More importantly, however, for the vast majority of the borrowers under the PPP, the FAQs also clarified that any borrower which, together with its affiliates, received PPP loans with an original principal amount of less than $2 million would be “deemed to have made the required certification concerning the necessity of the loan request in good faith.” On the other hand, borrowers which received more than $2 million in PPP funds will be subject to “review by SBA for compliance with program requirements set forth in the PPP Interim Final Rules and in the Borrower Application Form.” FAQs No. 46.

This clarification is sure to bring a sigh of relief to many small businesses concerned by their prospects of qualifying for PPP loan forgiveness. Of course, being deemed to have made the “necessity” certification in good faith is necessary, but not sufficient, to qualify for forgiveness of all or part of a PPP loan—the borrower must also ensure the funds are used for covered expenses and spent within the covered period. We previously reviewed the general PPP loan forgiveness guidelines here.

The SBA has justified this approach based on its conclusion that “borrowers with loans below this threshold are generally less likely to have had access to adequate sources of liquidity in the current economic environment than borrowers that obtained larger loans.” FAQs No. 46. Additionally, the SBA notes that this approach will “promote economic certainty” and “enable SBA to conserve its finite audit resources and focus its reviews on larger loans . . . .” Id. Indeed, had the SBA sought to audit every PPP borrower, it would have faced a herculean task, which is borne out by the numbers now available from the SBA on the number and amounts of PPP loans approved through May 8, 2020, which exceed 4.2 million loans.

The numbers set forth on the table below have been compiled from data published by the SBA for the first round and second round of the PPP loan program:

PPP Loans Approved Through May 8, 2020, by Loan Amount
  Total Loans Loan Amount (in USD)
  >$5M $2M – $5M $1M – $2M $150K – $1M <$150K
Round 1 1,661,367 4,412 21,566 41,238 364,258 1,229,893
Round 2 2,571,167 1,548 6,352 14,130 209,248 2,339,889
 Total 4,232,534 5,960 27,918 55,368 573,506 3,569,782

Round 1 covers loans from the inception of the PPP through April 16, 2020. Round 2 covers loans from April 27, 2020 through May 8, 2020.

As illustrated above, of the 4,232,534 PPP loans approved through May 8, 2020, only 33,878 were for amounts in excess of $2 million, or approximately eight-tenths of one percent (0.8%) of all PPP loans. On the other hand, PPP loans for $150,000 or less constituted over eighty-four percent (84%) of all PPP loans issued during the same period.

By limiting its administrative review to loans in excess of $2 million, the SBA appears to have given a pass, at least for now, to 99% of borrowers under the PPP (at least with respect to the “necessity” certification).
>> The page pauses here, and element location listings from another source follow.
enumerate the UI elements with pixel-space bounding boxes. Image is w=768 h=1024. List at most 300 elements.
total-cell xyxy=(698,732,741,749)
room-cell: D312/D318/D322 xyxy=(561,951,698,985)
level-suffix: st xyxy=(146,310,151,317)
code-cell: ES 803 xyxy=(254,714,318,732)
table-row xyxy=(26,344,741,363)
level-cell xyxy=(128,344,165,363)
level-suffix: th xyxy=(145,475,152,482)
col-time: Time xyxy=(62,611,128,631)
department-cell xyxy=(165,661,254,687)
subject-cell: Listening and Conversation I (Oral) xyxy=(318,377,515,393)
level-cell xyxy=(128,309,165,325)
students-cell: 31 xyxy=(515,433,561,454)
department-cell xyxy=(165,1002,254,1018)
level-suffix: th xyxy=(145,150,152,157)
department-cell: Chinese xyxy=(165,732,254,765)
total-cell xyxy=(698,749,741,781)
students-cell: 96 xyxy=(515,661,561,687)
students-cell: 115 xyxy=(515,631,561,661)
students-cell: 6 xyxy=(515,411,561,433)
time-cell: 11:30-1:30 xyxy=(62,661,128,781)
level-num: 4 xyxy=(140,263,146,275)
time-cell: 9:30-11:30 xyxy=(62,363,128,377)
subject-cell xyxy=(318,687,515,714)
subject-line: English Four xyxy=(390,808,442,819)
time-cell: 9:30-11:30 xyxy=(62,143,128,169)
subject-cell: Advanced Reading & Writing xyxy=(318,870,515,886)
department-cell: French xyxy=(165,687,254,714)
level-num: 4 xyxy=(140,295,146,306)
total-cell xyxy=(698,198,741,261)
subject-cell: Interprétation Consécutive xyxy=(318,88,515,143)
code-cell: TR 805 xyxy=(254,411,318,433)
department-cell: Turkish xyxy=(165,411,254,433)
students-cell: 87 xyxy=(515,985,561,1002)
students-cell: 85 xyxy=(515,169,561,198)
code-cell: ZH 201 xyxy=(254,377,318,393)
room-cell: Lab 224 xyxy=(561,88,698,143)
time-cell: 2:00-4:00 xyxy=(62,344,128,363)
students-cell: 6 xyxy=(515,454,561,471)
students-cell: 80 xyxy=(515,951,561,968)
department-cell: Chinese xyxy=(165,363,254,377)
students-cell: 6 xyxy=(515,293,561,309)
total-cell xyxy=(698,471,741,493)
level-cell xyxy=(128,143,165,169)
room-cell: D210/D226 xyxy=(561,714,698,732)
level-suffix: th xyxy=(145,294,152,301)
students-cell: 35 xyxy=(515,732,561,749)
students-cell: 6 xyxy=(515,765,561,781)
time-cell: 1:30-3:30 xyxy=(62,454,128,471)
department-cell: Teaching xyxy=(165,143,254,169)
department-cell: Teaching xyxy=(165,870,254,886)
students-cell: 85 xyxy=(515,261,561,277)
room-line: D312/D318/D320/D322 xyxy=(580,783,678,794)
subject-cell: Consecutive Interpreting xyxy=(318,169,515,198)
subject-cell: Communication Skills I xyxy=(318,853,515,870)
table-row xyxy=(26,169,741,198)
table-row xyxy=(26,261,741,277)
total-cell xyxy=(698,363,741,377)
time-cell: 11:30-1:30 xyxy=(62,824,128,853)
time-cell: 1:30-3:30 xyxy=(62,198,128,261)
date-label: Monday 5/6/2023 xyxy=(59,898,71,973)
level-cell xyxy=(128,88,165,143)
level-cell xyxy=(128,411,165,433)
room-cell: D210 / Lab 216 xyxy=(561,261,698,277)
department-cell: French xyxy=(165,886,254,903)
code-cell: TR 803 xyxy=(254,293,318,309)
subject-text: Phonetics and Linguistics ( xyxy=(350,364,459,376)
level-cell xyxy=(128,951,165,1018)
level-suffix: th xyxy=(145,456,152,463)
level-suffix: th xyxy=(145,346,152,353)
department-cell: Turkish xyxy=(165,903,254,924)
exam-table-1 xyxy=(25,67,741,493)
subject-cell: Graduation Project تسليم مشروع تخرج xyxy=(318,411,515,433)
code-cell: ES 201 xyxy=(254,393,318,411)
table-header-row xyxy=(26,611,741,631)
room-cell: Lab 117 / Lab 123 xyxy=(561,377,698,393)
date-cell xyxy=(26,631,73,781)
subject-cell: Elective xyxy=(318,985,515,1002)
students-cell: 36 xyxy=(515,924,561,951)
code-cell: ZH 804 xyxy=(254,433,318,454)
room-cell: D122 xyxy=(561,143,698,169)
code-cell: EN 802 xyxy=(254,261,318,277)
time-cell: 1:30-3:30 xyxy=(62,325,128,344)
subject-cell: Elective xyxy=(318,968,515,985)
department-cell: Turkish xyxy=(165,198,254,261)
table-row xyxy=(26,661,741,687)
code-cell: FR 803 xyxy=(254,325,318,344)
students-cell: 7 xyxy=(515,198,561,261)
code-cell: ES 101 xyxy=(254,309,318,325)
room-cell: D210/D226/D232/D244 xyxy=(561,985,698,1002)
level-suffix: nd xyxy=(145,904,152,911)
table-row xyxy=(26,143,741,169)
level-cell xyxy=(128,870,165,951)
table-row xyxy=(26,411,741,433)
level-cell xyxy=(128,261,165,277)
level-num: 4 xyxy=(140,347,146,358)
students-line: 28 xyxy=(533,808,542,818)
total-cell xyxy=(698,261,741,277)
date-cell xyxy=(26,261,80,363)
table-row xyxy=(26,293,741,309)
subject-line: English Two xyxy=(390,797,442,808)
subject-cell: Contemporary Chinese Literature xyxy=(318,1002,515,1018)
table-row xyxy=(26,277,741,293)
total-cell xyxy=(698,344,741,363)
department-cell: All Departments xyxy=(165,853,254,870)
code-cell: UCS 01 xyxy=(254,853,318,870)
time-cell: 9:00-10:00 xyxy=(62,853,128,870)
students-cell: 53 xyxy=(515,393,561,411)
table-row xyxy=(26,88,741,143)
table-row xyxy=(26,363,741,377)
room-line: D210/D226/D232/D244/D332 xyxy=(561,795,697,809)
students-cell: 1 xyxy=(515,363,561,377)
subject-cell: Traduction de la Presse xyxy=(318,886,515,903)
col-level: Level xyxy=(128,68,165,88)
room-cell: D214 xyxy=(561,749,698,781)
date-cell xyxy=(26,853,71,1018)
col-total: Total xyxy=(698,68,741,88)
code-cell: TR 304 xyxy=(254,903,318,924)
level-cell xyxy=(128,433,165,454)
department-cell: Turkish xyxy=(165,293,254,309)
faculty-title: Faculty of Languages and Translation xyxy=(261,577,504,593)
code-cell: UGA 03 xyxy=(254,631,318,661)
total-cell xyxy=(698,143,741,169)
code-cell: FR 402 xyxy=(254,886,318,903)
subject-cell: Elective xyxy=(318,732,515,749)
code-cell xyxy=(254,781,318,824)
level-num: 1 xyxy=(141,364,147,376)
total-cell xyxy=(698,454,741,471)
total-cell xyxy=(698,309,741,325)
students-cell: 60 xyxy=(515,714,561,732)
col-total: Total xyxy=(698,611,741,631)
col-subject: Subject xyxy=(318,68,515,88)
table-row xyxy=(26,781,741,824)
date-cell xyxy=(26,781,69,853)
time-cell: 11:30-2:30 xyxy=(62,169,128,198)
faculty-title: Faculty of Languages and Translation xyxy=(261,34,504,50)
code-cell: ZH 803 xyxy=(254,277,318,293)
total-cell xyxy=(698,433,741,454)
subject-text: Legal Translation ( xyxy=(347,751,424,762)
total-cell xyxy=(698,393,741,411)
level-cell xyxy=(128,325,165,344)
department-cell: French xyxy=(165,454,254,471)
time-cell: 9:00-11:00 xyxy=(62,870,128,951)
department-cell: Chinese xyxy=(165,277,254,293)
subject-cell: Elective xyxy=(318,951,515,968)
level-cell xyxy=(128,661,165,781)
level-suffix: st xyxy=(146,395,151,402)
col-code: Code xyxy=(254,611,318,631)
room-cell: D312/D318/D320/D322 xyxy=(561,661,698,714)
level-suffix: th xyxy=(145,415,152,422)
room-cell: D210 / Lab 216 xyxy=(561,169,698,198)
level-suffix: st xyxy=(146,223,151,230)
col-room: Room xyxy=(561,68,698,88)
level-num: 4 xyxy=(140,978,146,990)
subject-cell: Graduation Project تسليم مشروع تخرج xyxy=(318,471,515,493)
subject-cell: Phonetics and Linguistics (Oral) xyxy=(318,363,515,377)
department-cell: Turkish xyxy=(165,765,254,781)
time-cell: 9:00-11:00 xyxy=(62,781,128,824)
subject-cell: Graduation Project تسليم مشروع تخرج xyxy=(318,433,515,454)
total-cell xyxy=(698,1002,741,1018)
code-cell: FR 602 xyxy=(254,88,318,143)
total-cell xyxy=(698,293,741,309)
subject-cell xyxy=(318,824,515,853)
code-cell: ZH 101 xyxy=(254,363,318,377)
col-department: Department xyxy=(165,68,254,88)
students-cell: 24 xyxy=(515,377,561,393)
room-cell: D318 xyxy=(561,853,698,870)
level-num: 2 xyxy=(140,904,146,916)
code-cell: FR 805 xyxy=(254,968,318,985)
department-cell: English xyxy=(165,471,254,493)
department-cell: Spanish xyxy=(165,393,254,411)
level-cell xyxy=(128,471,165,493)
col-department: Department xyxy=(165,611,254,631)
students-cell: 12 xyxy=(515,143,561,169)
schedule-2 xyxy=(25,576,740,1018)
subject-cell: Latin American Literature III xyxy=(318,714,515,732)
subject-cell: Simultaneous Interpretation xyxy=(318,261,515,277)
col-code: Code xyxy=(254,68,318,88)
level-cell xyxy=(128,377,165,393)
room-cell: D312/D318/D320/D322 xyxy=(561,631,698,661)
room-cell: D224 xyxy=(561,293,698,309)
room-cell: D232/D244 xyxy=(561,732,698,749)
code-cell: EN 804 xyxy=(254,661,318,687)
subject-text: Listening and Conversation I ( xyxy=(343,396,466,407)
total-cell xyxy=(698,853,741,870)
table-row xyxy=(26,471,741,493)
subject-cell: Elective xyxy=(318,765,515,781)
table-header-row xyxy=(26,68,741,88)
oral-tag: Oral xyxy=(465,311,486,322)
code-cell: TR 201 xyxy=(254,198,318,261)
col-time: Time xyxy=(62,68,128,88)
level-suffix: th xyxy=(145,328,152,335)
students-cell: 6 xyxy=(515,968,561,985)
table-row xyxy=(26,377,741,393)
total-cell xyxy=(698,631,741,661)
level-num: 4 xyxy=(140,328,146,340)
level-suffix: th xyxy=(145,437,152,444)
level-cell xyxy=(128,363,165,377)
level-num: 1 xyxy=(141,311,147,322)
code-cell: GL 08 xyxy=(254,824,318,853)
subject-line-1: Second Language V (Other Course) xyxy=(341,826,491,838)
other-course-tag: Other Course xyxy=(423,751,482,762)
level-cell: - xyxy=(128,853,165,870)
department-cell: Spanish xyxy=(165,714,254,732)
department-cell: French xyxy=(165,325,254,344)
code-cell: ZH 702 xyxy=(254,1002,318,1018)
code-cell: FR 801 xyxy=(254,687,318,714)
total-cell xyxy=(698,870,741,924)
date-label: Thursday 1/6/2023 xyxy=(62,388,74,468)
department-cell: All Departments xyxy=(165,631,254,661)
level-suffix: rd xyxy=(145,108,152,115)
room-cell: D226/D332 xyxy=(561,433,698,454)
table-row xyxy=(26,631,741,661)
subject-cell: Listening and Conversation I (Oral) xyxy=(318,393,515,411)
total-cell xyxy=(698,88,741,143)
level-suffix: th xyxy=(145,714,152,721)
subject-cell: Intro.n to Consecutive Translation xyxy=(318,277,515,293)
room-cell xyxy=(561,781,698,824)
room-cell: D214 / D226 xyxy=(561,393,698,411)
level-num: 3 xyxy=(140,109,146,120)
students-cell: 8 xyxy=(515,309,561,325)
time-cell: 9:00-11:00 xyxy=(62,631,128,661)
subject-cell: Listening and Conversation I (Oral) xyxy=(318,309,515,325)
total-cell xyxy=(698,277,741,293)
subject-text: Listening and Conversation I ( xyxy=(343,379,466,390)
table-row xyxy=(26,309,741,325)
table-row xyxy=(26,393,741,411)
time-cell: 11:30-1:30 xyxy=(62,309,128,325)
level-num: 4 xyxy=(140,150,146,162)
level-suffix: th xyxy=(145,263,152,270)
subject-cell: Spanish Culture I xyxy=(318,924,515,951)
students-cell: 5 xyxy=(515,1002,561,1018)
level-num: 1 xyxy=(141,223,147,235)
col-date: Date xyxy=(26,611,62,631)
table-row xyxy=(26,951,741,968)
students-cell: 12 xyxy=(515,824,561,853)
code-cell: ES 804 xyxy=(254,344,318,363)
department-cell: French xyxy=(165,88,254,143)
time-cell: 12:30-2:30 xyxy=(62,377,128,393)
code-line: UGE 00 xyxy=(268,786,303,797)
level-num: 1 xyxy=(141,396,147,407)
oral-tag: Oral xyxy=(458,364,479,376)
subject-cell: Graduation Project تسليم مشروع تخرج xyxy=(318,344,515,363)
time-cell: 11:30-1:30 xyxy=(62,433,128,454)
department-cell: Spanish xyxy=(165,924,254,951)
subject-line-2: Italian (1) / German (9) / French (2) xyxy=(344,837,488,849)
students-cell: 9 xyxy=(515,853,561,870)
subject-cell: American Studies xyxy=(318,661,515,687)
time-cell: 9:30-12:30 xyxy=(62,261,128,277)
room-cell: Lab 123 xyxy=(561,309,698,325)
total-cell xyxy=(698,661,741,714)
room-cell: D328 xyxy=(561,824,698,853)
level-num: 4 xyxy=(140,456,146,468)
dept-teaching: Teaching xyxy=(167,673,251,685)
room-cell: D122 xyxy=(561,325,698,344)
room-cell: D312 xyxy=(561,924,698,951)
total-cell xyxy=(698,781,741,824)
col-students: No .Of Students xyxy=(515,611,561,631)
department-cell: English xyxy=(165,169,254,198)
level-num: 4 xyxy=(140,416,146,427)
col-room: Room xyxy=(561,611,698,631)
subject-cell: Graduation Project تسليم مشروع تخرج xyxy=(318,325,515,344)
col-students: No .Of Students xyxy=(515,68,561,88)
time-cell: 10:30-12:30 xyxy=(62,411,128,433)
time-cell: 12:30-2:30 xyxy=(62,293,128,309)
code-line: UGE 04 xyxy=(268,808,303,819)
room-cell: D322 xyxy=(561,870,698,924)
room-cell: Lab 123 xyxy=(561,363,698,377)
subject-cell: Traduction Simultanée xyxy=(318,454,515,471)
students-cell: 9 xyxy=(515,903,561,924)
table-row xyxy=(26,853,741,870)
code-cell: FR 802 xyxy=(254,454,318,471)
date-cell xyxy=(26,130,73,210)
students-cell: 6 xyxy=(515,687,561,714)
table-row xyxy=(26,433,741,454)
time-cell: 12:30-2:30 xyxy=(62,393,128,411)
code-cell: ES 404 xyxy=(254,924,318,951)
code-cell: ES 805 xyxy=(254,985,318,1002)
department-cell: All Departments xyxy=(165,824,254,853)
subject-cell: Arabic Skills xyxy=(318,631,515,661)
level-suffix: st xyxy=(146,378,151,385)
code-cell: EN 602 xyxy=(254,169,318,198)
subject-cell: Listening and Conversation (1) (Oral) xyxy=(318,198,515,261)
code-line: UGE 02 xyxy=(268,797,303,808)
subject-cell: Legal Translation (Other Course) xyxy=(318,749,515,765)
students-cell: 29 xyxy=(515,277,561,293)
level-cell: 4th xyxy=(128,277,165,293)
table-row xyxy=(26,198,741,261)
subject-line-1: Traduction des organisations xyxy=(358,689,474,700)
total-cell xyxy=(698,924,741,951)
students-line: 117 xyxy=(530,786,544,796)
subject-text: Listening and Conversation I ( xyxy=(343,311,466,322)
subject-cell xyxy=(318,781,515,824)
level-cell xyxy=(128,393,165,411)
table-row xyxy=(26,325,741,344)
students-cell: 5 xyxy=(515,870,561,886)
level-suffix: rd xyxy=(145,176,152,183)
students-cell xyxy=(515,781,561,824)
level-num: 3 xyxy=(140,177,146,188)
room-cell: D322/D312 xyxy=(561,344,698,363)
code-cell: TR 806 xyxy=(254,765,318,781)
Of course, this does not mean that the SBA will not institute spot check reviews of smaller loans for compliance with other PPP requirements, nor does it provide a panacea for borrowers concerned with whether their PPP loans will ultimately be forgiven. It does, however, provide most borrowers with some much-needed clarity on a program certification that has been plagued by uncertainty.

This article provides general information only; it is not intended to provide legal advice and should not be relied upon as such. Transmission of this article does not create, nor is it intended to create, an attorney-client relationship. You should consult with a licensed attorney before taking any action in reliance on information provided in this article.